The Indians of the Ungava district are chiefly Nascaupees, with occasionally a few Crees from the West. “Nenenot” they call themselves, which means perfect, true men. “Nascaupee” means false or untrue men and is a word of opprobrium applied to them by the Mountaineers in the early days, because of their failure to keep a compact to join forces with the latter at the time of the wars for supremacy between the Indians and Eskimos. Nascaupee is the name by which they are known now, outside of their own lodges, and the one which we shall use in referring to them. In like manner I have chosen to use the English Mountaineer, rather than the French Montagnais, in speaking of the southern Indians. North of the Straits of Belle Isle the French word is never heard, and if you were to refer to these Indians as “Montagnais” to the Labrador natives it is doubtful whether you would be understood.

Both Mountaineers and Nascaupees are of Cree origin, and belong to the great Algonquin family. Their language is similar, with only the variation of dialect that might be expected with the different environments. The Nascaupees have one peculiarity of speech, however, which is decidedly their own. In conversation their voice is raised to a high pitch, or assumes a whining, petulant tone. An outsider might believe them to be quarreling and highly excited, when in fact they are on the best of terms and discussing some ordinary subject in a most matter of fact way.

In personal appearance the Nascaupees are taller and more angular than their southern brothers, but the high cheek bones, the color and general features are the same. They are capable of enduring the severest cold. In summer cloth clothing obtained in barter at the Posts is, worn, but in winter deerskin garments are usual. The coat has the hair inside, and the outside of the finely dressed, chamoislike skin is decorated with various designs in color, in startling combinations of blue, red and yellow, painted on with dyes obtained at the Post or manufactured by themselves from fish roe and mineral products. When the garment has a hood it is sometimes the skin of a wolf’s head, with the ears standing and hair outside, giving the wearer a startling and ferocious appearance. Tight-fitting deerskin or red cloth leggings decorated with beads, and deerskin moccasins complete the costume.
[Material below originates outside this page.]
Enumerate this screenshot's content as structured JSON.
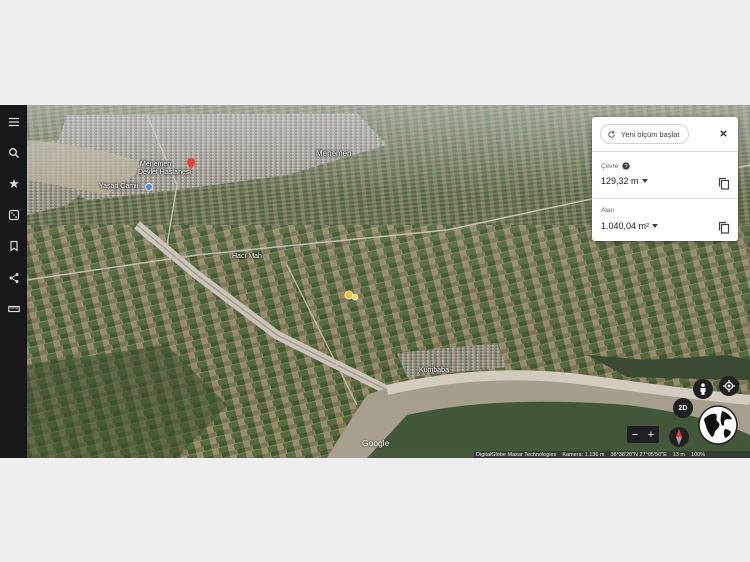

Some beadwork trimming is made by the women, but they do little in the way of needlework embroidery, and the results of their attempts in this direction are very indifferent. This applies to the full-blood Nascaupees. I have seen some fairly good specimens of moccasin embroidery done by the half-breed women at the Post, and by the Mountaineer women in the South.

The Nascaupees are not nearly so clean nor so prosperous as the Mountaineers, and, coming very little in contact with the whites, live now practically as their forefathers lived for untold generations before them—­just as they lived, in fact, before the white men came. They are perhaps the most primitive Indians on the North American continent to-day.
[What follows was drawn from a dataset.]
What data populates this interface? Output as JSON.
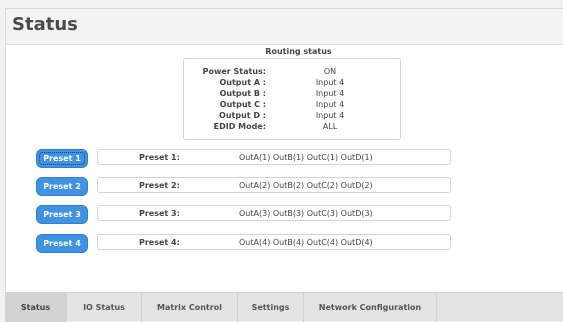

The Mountaineers, on the other hand, see much more, particularly during the summer months, of the whites and half-breeds of the coast. Most of those who spend their summers on the St. Lawrence, west of St. Augustine, have more or less white blood in their veins through consorting with the traders and settlers. With but two or three exceptions the Mountaineers of the Atlantic coast, Groswater Bay, and at St. Augustine and the eastward, are pure, uncontaminated Indians.

The line of territorial division between the Nascaupee and Mountaineer Indians’ hunting grounds is pretty closely drawn. The divide north of Lake Michikamau is the southern and the George River the eastern boun-dary of the Nascaupee territory, and to the south and to the east of these boundaries, lie the hunting grounds of the Mountaineers.